At first I thought comments would suffice, instead of an answer, because there have been a couple good answers already.
However, it appears that there are a number of issues at hand, some of them regarding math education rather than mathematical notation.
Nevertheless, let me first make a couple notes about notation though, as part of the subject.
- I would like to note, that the original question could only arise in "paper" maths, which has the wonderful opportunity of its notation being able to be interpreted differently.
In computer programming, math expressions usually are not ambiguous at all. Every math expression is calculated the same way in the same programming language, and writing it one way you can only get one and the same answer with respect to operation precedence.
The order of precedence is, as @Daniel-R-Collins wrote:
- all operations calculated started from left-to-right, subject to below precedence in order:
- operations within parenthesis taken as separate list of operations and calculated first, using this same set of rules.
- exponentiation (and some other operations less common in school equations, such as modulus)
- multiplication/division (usually denoted by "*" and "/" signs)
- addition/subtraction
So, if you wanted 8÷2(2+2) to mean 16, you'd write it: 8/2*(2+2)
= 16 (1)
If you wanted it to mean 1, you'd have to write: 8/(2*(2+2))
= 1 (2)
Computers don't care what you want. If you wrote (1), you'd always get 16, regardless of what you wanted [Note that there exist programming languages which do use eg. postfix notation for mathematical operations, such as Reverse Polish Notation, which would write the above as: 8 2 / 2 2 + *
to get 16, and 8 2 2 2 + * /
to get 1.]
Nevertheless I do not know any general purpose programming language, in which 8/2*(2+2) would be 1. So at least this front has come to an agreement on the subject.
- Next, as I wrote in comments already, there are five mathematical operations + parenthesis, which are described by the OP's PEMDAS rules. Five. There is no such mathematical operation as "implicit multiplication". The only thing there is, is an implied multiplication _sign_ when writing mathematical equations on paper.
It can also be reasonably inferred, how this could have come about. Writing equations on paper you would like to get rid of ·, which is a pesky little symbol that is taking space, seems to be more frequent than division, and is usually also tightly coupled to the expression, so it would frequently be first in priority of expression.
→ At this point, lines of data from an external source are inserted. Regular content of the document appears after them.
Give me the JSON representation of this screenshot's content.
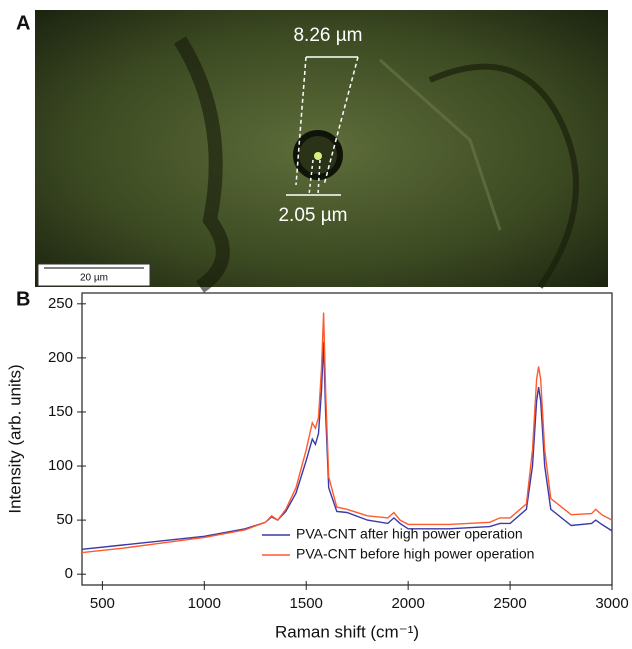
{
  "panel_labels": [
    "A",
    "B"
  ],
  "image": {
    "annotations": [
      "8.26 µm",
      "2.05 µm"
    ],
    "scale_bar": "20 µm"
  },
  "chart_data": {
    "type": "line",
    "x_label": "Raman shift (cm⁻¹)",
    "y_label": "Intensity (arb. units)",
    "x": [
      400,
      600,
      800,
      1000,
      1200,
      1300,
      1330,
      1360,
      1400,
      1450,
      1500,
      1530,
      1545,
      1560,
      1575,
      1585,
      1595,
      1610,
      1650,
      1700,
      1800,
      1900,
      1930,
      1960,
      2000,
      2200,
      2400,
      2450,
      2500,
      2580,
      2610,
      2630,
      2640,
      2650,
      2670,
      2700,
      2800,
      2900,
      2920,
      2950,
      3000
    ],
    "series": [
      {
        "name": "PVA-CNT after high power operation",
        "color": "#3a3aa8",
        "values": [
          23,
          27,
          31,
          35,
          42,
          48,
          53,
          50,
          58,
          75,
          105,
          125,
          120,
          130,
          170,
          215,
          150,
          80,
          58,
          57,
          50,
          47,
          52,
          47,
          42,
          42,
          44,
          47,
          47,
          60,
          100,
          160,
          173,
          160,
          100,
          60,
          45,
          47,
          50,
          46,
          40
        ]
      },
      {
        "name": "PVA-CNT before high power operation",
        "color": "#ff5a2e",
        "values": [
          20,
          24,
          29,
          34,
          41,
          48,
          54,
          50,
          60,
          80,
          115,
          140,
          135,
          145,
          190,
          242,
          170,
          90,
          62,
          60,
          54,
          52,
          57,
          50,
          46,
          46,
          48,
          52,
          52,
          65,
          115,
          180,
          192,
          180,
          115,
          70,
          55,
          56,
          60,
          55,
          50
        ]
      }
    ],
    "xlim": [
      400,
      3000
    ],
    "xticks": [
      500,
      1000,
      1500,
      2000,
      2500,
      3000
    ],
    "ylim": [
      -10,
      260
    ],
    "yticks": [
      0,
      50,
      100,
      150,
      200,
      250
    ],
    "legend": "lower right"
  }
}
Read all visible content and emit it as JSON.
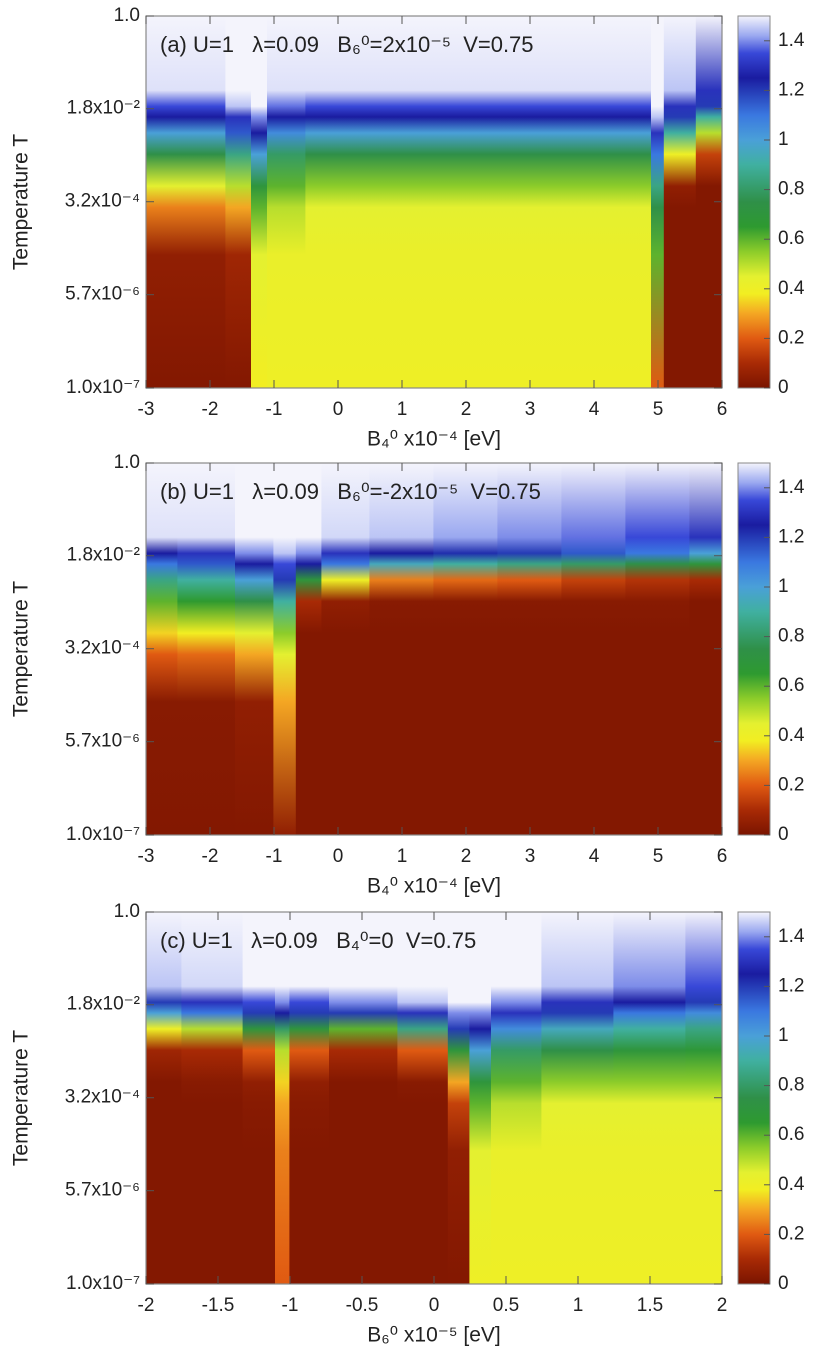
{
  "chart_data": [
    {
      "type": "heatmap",
      "annotation": "(a) U=1   λ=0.09   B₆⁰=2x10⁻⁵  V=0.75",
      "x_label": "B₄⁰ x10⁻⁴ [eV]",
      "y_label": "Temperature T",
      "xlim": [
        -3,
        6
      ],
      "xticks": [
        -3,
        -2,
        -1,
        0,
        1,
        2,
        3,
        4,
        5,
        6
      ],
      "ylim": [
        1e-07,
        1
      ],
      "log_y": true,
      "yticks": [
        {
          "value": 1e-07,
          "label": "1.0x10⁻⁷"
        },
        {
          "value": 5.7e-06,
          "label": "5.7x10⁻⁶"
        },
        {
          "value": 0.00032,
          "label": "3.2x10⁻⁴"
        },
        {
          "value": 0.018,
          "label": "1.8x10⁻²"
        },
        {
          "value": 1,
          "label": "1.0"
        }
      ],
      "clim": [
        0,
        1.5
      ],
      "cticks": [
        0,
        0.2,
        0.4,
        0.6,
        0.8,
        1,
        1.2,
        1.4
      ],
      "x": [
        -3,
        -2,
        -1.5,
        -1.2,
        -1,
        0,
        1,
        2,
        3,
        4,
        4.8,
        5,
        5.2,
        6
      ],
      "y": [
        1,
        0.04,
        0.02,
        0.0126,
        0.0063,
        0.0025,
        0.00063,
        0.00025,
        3.2e-05,
        1e-07
      ],
      "z": [
        [
          1.5,
          1.48,
          1.35,
          1.25,
          1.0,
          0.75,
          0.45,
          0.25,
          0.05,
          0.02
        ],
        [
          1.5,
          1.48,
          1.35,
          1.25,
          1.0,
          0.75,
          0.45,
          0.25,
          0.05,
          0.02
        ],
        [
          1.5,
          1.5,
          1.45,
          1.3,
          1.15,
          0.85,
          0.5,
          0.3,
          0.08,
          0.02
        ],
        [
          1.5,
          1.5,
          1.5,
          1.4,
          1.25,
          1.0,
          0.7,
          0.6,
          0.45,
          0.38
        ],
        [
          1.5,
          1.48,
          1.38,
          1.25,
          1.05,
          0.8,
          0.6,
          0.5,
          0.42,
          0.4
        ],
        [
          1.5,
          1.48,
          1.35,
          1.25,
          1.0,
          0.75,
          0.55,
          0.45,
          0.42,
          0.4
        ],
        [
          1.5,
          1.48,
          1.35,
          1.25,
          1.0,
          0.75,
          0.55,
          0.45,
          0.42,
          0.4
        ],
        [
          1.5,
          1.48,
          1.35,
          1.25,
          1.0,
          0.75,
          0.55,
          0.45,
          0.42,
          0.4
        ],
        [
          1.5,
          1.48,
          1.35,
          1.25,
          1.0,
          0.75,
          0.55,
          0.45,
          0.42,
          0.4
        ],
        [
          1.5,
          1.48,
          1.35,
          1.25,
          1.0,
          0.75,
          0.55,
          0.45,
          0.42,
          0.4
        ],
        [
          1.5,
          1.48,
          1.35,
          1.25,
          1.0,
          0.75,
          0.55,
          0.45,
          0.42,
          0.4
        ],
        [
          1.5,
          1.5,
          1.5,
          1.45,
          1.3,
          1.1,
          0.85,
          0.75,
          0.6,
          0.2
        ],
        [
          1.5,
          1.45,
          1.3,
          1.2,
          0.9,
          0.4,
          0.05,
          0.02,
          0.02,
          0.02
        ],
        [
          1.5,
          1.3,
          1.2,
          0.9,
          0.5,
          0.15,
          0.02,
          0.02,
          0.02,
          0.02
        ]
      ],
      "colorscale": [
        {
          "value": 0,
          "color": "#7a1400"
        },
        {
          "value": 0.1,
          "color": "#a82a05"
        },
        {
          "value": 0.2,
          "color": "#e05a12"
        },
        {
          "value": 0.3,
          "color": "#f4a623"
        },
        {
          "value": 0.38,
          "color": "#f2ee22"
        },
        {
          "value": 0.45,
          "color": "#e4f030"
        },
        {
          "value": 0.55,
          "color": "#8ccc2a"
        },
        {
          "value": 0.65,
          "color": "#2e9a30"
        },
        {
          "value": 0.75,
          "color": "#2f9048"
        },
        {
          "value": 0.9,
          "color": "#40b0a0"
        },
        {
          "value": 1.0,
          "color": "#4aa0d8"
        },
        {
          "value": 1.1,
          "color": "#3a78e0"
        },
        {
          "value": 1.25,
          "color": "#1a1ca0"
        },
        {
          "value": 1.35,
          "color": "#3848d8"
        },
        {
          "value": 1.42,
          "color": "#9aa8f0"
        },
        {
          "value": 1.5,
          "color": "#f4f4fc"
        }
      ]
    },
    {
      "type": "heatmap",
      "annotation": "(b) U=1   λ=0.09   B₆⁰=-2x10⁻⁵  V=0.75",
      "x_label": "B₄⁰ x10⁻⁴ [eV]",
      "y_label": "Temperature T",
      "xlim": [
        -3,
        6
      ],
      "xticks": [
        -3,
        -2,
        -1,
        0,
        1,
        2,
        3,
        4,
        5,
        6
      ],
      "ylim": [
        1e-07,
        1
      ],
      "log_y": true,
      "yticks": [
        {
          "value": 1e-07,
          "label": "1.0x10⁻⁷"
        },
        {
          "value": 5.7e-06,
          "label": "5.7x10⁻⁶"
        },
        {
          "value": 0.00032,
          "label": "3.2x10⁻⁴"
        },
        {
          "value": 0.018,
          "label": "1.8x10⁻²"
        },
        {
          "value": 1,
          "label": "1.0"
        }
      ],
      "clim": [
        0,
        1.5
      ],
      "cticks": [
        0,
        0.2,
        0.4,
        0.6,
        0.8,
        1,
        1.2,
        1.4
      ],
      "x": [
        -3,
        -2,
        -1.2,
        -0.8,
        -0.5,
        0,
        1,
        2,
        3,
        4,
        5,
        6
      ],
      "y": [
        1,
        0.04,
        0.02,
        0.0126,
        0.0063,
        0.0025,
        0.00063,
        0.00025,
        3.2e-05,
        1e-07
      ],
      "z": [
        [
          1.5,
          1.48,
          1.25,
          1.1,
          0.85,
          0.6,
          0.35,
          0.2,
          0.03,
          0.02
        ],
        [
          1.5,
          1.48,
          1.3,
          1.15,
          0.9,
          0.65,
          0.38,
          0.22,
          0.03,
          0.02
        ],
        [
          1.5,
          1.5,
          1.4,
          1.25,
          1.0,
          0.75,
          0.45,
          0.3,
          0.05,
          0.02
        ],
        [
          1.5,
          1.5,
          1.45,
          1.35,
          1.2,
          0.9,
          0.55,
          0.45,
          0.3,
          0.05
        ],
        [
          1.5,
          1.5,
          1.4,
          1.25,
          0.7,
          0.1,
          0.02,
          0.02,
          0.02,
          0.02
        ],
        [
          1.5,
          1.47,
          1.3,
          1.1,
          0.4,
          0.05,
          0.02,
          0.02,
          0.02,
          0.02
        ],
        [
          1.5,
          1.45,
          1.25,
          0.95,
          0.25,
          0.03,
          0.02,
          0.02,
          0.02,
          0.02
        ],
        [
          1.5,
          1.42,
          1.22,
          0.9,
          0.22,
          0.03,
          0.02,
          0.02,
          0.02,
          0.02
        ],
        [
          1.5,
          1.4,
          1.2,
          0.85,
          0.2,
          0.03,
          0.02,
          0.02,
          0.02,
          0.02
        ],
        [
          1.5,
          1.38,
          1.15,
          0.8,
          0.15,
          0.03,
          0.02,
          0.02,
          0.02,
          0.02
        ],
        [
          1.5,
          1.35,
          1.1,
          0.75,
          0.12,
          0.03,
          0.02,
          0.02,
          0.02,
          0.02
        ],
        [
          1.5,
          1.3,
          1.0,
          0.7,
          0.1,
          0.02,
          0.02,
          0.02,
          0.02,
          0.02
        ]
      ],
      "colorscale": [
        {
          "value": 0,
          "color": "#7a1400"
        },
        {
          "value": 0.1,
          "color": "#a82a05"
        },
        {
          "value": 0.2,
          "color": "#e05a12"
        },
        {
          "value": 0.3,
          "color": "#f4a623"
        },
        {
          "value": 0.38,
          "color": "#f2ee22"
        },
        {
          "value": 0.45,
          "color": "#e4f030"
        },
        {
          "value": 0.55,
          "color": "#8ccc2a"
        },
        {
          "value": 0.65,
          "color": "#2e9a30"
        },
        {
          "value": 0.75,
          "color": "#2f9048"
        },
        {
          "value": 0.9,
          "color": "#40b0a0"
        },
        {
          "value": 1.0,
          "color": "#4aa0d8"
        },
        {
          "value": 1.1,
          "color": "#3a78e0"
        },
        {
          "value": 1.25,
          "color": "#1a1ca0"
        },
        {
          "value": 1.35,
          "color": "#3848d8"
        },
        {
          "value": 1.42,
          "color": "#9aa8f0"
        },
        {
          "value": 1.5,
          "color": "#f4f4fc"
        }
      ]
    },
    {
      "type": "heatmap",
      "annotation": "(c) U=1   λ=0.09   B₄⁰=0  V=0.75",
      "x_label": "B₆⁰ x10⁻⁵ [eV]",
      "y_label": "Temperature T",
      "xlim": [
        -2,
        2
      ],
      "xticks": [
        -2,
        -1.5,
        -1,
        -0.5,
        0,
        0.5,
        1,
        1.5,
        2
      ],
      "ylim": [
        1e-07,
        1
      ],
      "log_y": true,
      "yticks": [
        {
          "value": 1e-07,
          "label": "1.0x10⁻⁷"
        },
        {
          "value": 5.7e-06,
          "label": "5.7x10⁻⁶"
        },
        {
          "value": 0.00032,
          "label": "3.2x10⁻⁴"
        },
        {
          "value": 0.018,
          "label": "1.8x10⁻²"
        },
        {
          "value": 1,
          "label": "1.0"
        }
      ],
      "clim": [
        0,
        1.5
      ],
      "cticks": [
        0,
        0.2,
        0.4,
        0.6,
        0.8,
        1,
        1.2,
        1.4
      ],
      "x": [
        -2,
        -1.5,
        -1.15,
        -1.05,
        -0.95,
        -0.5,
        0,
        0.2,
        0.3,
        0.5,
        1,
        1.5,
        2
      ],
      "y": [
        1,
        0.04,
        0.02,
        0.0126,
        0.0063,
        0.0025,
        0.00063,
        0.00025,
        3.2e-05,
        1e-07
      ],
      "z": [
        [
          1.5,
          1.45,
          1.2,
          1.0,
          0.4,
          0.08,
          0.02,
          0.02,
          0.02,
          0.02
        ],
        [
          1.5,
          1.47,
          1.3,
          1.1,
          0.5,
          0.1,
          0.03,
          0.02,
          0.02,
          0.02
        ],
        [
          1.5,
          1.5,
          1.35,
          1.2,
          0.7,
          0.2,
          0.05,
          0.03,
          0.02,
          0.02
        ],
        [
          1.5,
          1.5,
          1.4,
          1.25,
          0.8,
          0.5,
          0.35,
          0.3,
          0.25,
          0.2
        ],
        [
          1.5,
          1.5,
          1.35,
          1.2,
          0.7,
          0.2,
          0.05,
          0.03,
          0.02,
          0.02
        ],
        [
          1.5,
          1.5,
          1.4,
          1.2,
          0.6,
          0.1,
          0.02,
          0.02,
          0.02,
          0.02
        ],
        [
          1.5,
          1.5,
          1.45,
          1.3,
          0.85,
          0.2,
          0.03,
          0.02,
          0.02,
          0.02
        ],
        [
          1.5,
          1.5,
          1.5,
          1.4,
          1.2,
          0.7,
          0.3,
          0.15,
          0.05,
          0.02
        ],
        [
          1.5,
          1.5,
          1.5,
          1.4,
          1.25,
          1.0,
          0.7,
          0.6,
          0.45,
          0.4
        ],
        [
          1.5,
          1.5,
          1.4,
          1.3,
          1.05,
          0.8,
          0.6,
          0.5,
          0.42,
          0.4
        ],
        [
          1.5,
          1.45,
          1.3,
          1.2,
          0.95,
          0.75,
          0.55,
          0.45,
          0.42,
          0.4
        ],
        [
          1.5,
          1.4,
          1.25,
          1.1,
          0.9,
          0.7,
          0.55,
          0.45,
          0.42,
          0.4
        ],
        [
          1.5,
          1.35,
          1.2,
          1.05,
          0.85,
          0.68,
          0.55,
          0.45,
          0.42,
          0.4
        ]
      ],
      "colorscale": [
        {
          "value": 0,
          "color": "#7a1400"
        },
        {
          "value": 0.1,
          "color": "#a82a05"
        },
        {
          "value": 0.2,
          "color": "#e05a12"
        },
        {
          "value": 0.3,
          "color": "#f4a623"
        },
        {
          "value": 0.38,
          "color": "#f2ee22"
        },
        {
          "value": 0.45,
          "color": "#e4f030"
        },
        {
          "value": 0.55,
          "color": "#8ccc2a"
        },
        {
          "value": 0.65,
          "color": "#2e9a30"
        },
        {
          "value": 0.75,
          "color": "#2f9048"
        },
        {
          "value": 0.9,
          "color": "#40b0a0"
        },
        {
          "value": 1.0,
          "color": "#4aa0d8"
        },
        {
          "value": 1.1,
          "color": "#3a78e0"
        },
        {
          "value": 1.25,
          "color": "#1a1ca0"
        },
        {
          "value": 1.35,
          "color": "#3848d8"
        },
        {
          "value": 1.42,
          "color": "#9aa8f0"
        },
        {
          "value": 1.5,
          "color": "#f4f4fc"
        }
      ]
    }
  ]
}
Also, on paper you do have the large horizontal bar for all your division needs, so you could simply stretch a luxurious $\frac{8}{2(2+2)}$ over your implied multiplication and avoid any confusion whatsoever.
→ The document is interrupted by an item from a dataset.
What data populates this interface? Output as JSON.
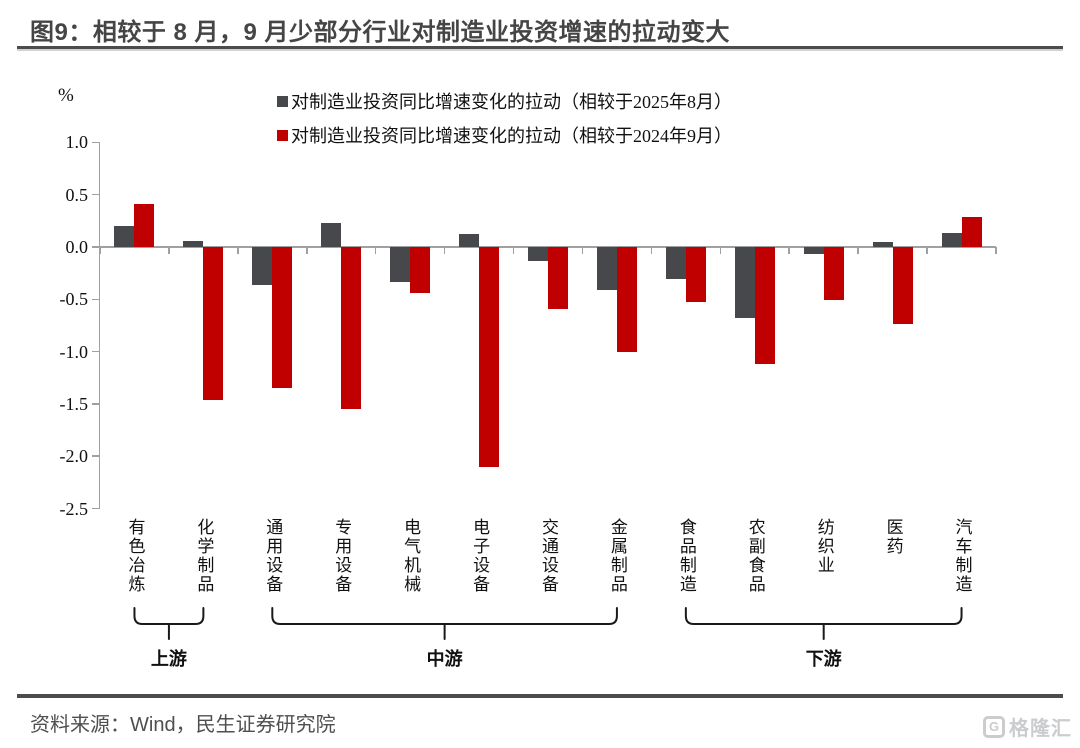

As a rule of thumb, if you turn something implicit into explicit, it should show what it was about. If you do not construct any imaginary "implied multiplication", but take the "implicit multiplication" to simply mean "implicit multiplication sign", then what you get left from 8÷2(2+2) is exactly 8÷2·(2+2).
- Now we have come to the part of the matter, which keeps popping up in many comments. Forget about implicit multiplication, what about the division sign?
As I read that in engineering (at least in some parts of the world), it is frequently expected that 1/something
implies 1/(something)
, using slash sign as a fraction bar. While I can't argue for or against it in particular field, I would be surprised if it didn't only work for values, the correct form of which were expected to be known. If you know that the modulating signal frequency in Hertz is equal to $$\frac{\omega_m}{2\pi}$$ then it is expected that you could often write it as ωm/2π, and indeed it seems that people do.
However, this agains seems to work in particular jargon of the field and on paper. You can't willy nilly put long or short fraction bars when writing computer programs, therefore even engineers will have to use computer notation, when dealing with programming. Computer notation, again, to avoid ambiguity, deals with the matter simply by having a division sign that follows the same above listed PEMDAS rules. If you want to write $\frac{1/2\pi}{3+x}$ on computer, you have to write 1/(2*pi)/(3+x)
. No shortcuts.
All of this leads me to the following conclusions:
The way to calculate expressions such as 8/2(2+2) will feel more "natural" depending on how you were taught. In addition, in some fields, it is more expected to for division signs in electronic texts to be meant as long fraction bars on paper.
As described here and in @Daniel's answer it might be argued that it is more correct to use the form where 8/2(2+2)=16, simply because there are no no hidden expectations such as "implicit multiplication" and "my division signs are in fact long fraction bars".
I would be surprised if much of the world didn't expect their equations the 8/2(2+2)=16 way. The whole of the former USSR, for example, where nobody ever heard of implicit multiplication or fraction bars [we used ":" as division sign in notation and used parenthesis a lot more than fraction bars. Starting with some 5th grade it was more frequent to see school examples as $15:(3+3)$ rather than $\frac{15}{3+3}$ ]
Nevertheless, when it comes to math education, the considerations should probably include:
whatever is taught to people, they must be made aware of the possibilities of different interpretation to notations;
especially if they are taught that 8/2(2+2)=1 , they should be made aware that no computers will understand it this way, because exposure to computers is ubiquitous nowadays (I am not even talking programming, try doing this in Excel);
whatever is taught to people in school will probably need to be in line with the existing textbooks.